Шесть суток Ингвильда и Модольв по очереди сидели возле Хродмара, прислушиваясь к его тяжелому дыханию. Ночью на седьмой день нарывы на его лице начали вскрываться. Серая гнилая жидкость вытекала, сохла на коже, застывала желто-бурой коркой. Вскрывшиеся язвы Ингвильда велела обкладывать листьями земляники, присыпать порошком корня аира, мазать мазями из багульника и сушеницы. На его лицо нельзя было смотреть без содрогания, но Ингвильда уверяла Модольва, что это добрый знак.

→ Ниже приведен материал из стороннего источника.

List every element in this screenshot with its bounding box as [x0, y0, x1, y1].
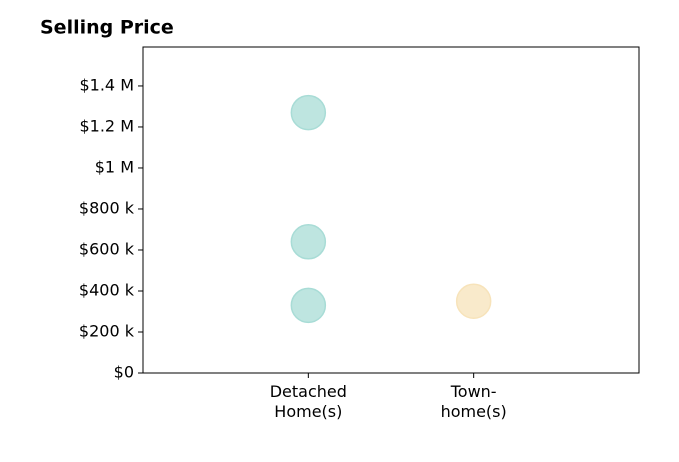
y-tick-label: $1 M	[95, 157, 134, 176]
y-tick-label: $1.2 M	[79, 116, 134, 135]
y-tick-label: $0	[114, 363, 134, 382]
point	[290, 224, 327, 260]
point	[290, 94, 327, 131]
y-tick-label: $400 k	[79, 280, 135, 299]
chart-title: Selling Price	[40, 17, 174, 39]
y-tick-label: $1.4 M	[79, 75, 134, 94]
x-tick-label: Town- home(s)	[440, 382, 507, 421]
plot-frame	[142, 46, 640, 374]
point	[290, 287, 327, 324]
y-tick-label: $600 k	[79, 239, 135, 258]
point	[455, 283, 492, 319]
y-tick-label: $800 k	[79, 198, 135, 217]
y-tick-label: $200 k	[79, 321, 135, 340]
x-tick-label: Detached Home(s)	[269, 382, 347, 421]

— Те, кто умерли, умерли раньше этого! — с воодушевлением надежды говорила она. — Раз гнойники вскрываются — значит, он может выжить! Разве я не это тебе говорила! Он выживет! Только не позволяй ему и другим чесаться. От этих корок у них будет страшный зуд, но моя бабушка говорила, что если позволить им расчесаться до крови, то они непременно умрут.
Ее радость мог бы понять воин, в разгар долгой и жестокой битвы вдруг ощутивший, что ряды противника дрогнули и начинают подаваться назад. А противницей Ингвильды была сама Хель! Впервые ей приходилось выдерживать такую жестокую битву почти без помощи, без чужих советов и наставлений, и от первого робкого проблеска успеха у нее вдруг так прибавилось сил, как она и не ждала. Она ощутила себя другим человеком — еще не таким мудрым и умелым, как была бабушка Сигнехильда, но уже на пути к этому! Ингвильда ликовала в душе, словно сама родилась заново.
— Должно быть, бабка многому успела научить тебя, — заметил Модольв. — PI смелость твоя достойна твоего знатного рода. Как, ты говоришь, называлось то чудное племя — ундерберги?
— Ты знаешь, духи умерших предков сопровождают живых, — сказала Ингвильда. — И моя бабка сейчас со мной. Еще когда я увидела на отмели ваш корабль, мне как будто кто-то изнутри подсказал, что у вас беда. Это была она.
Модольв окинул горестным взглядом темную землянку. Все хирдманы были дороги ему, каждому из них он доверял, как родичу, — иначе нельзя в походе. Кого еще заберет ненасытная Хель?
— Да, я теперь часто думаю о вмешательстве духов! — со вздохом сознался он. — Послушай, йомфру… Я слышал, у вас тут есть какой-то священный камень, где живет тюлень… Может, если мы принесем ему жертвы, он помилует моих людей?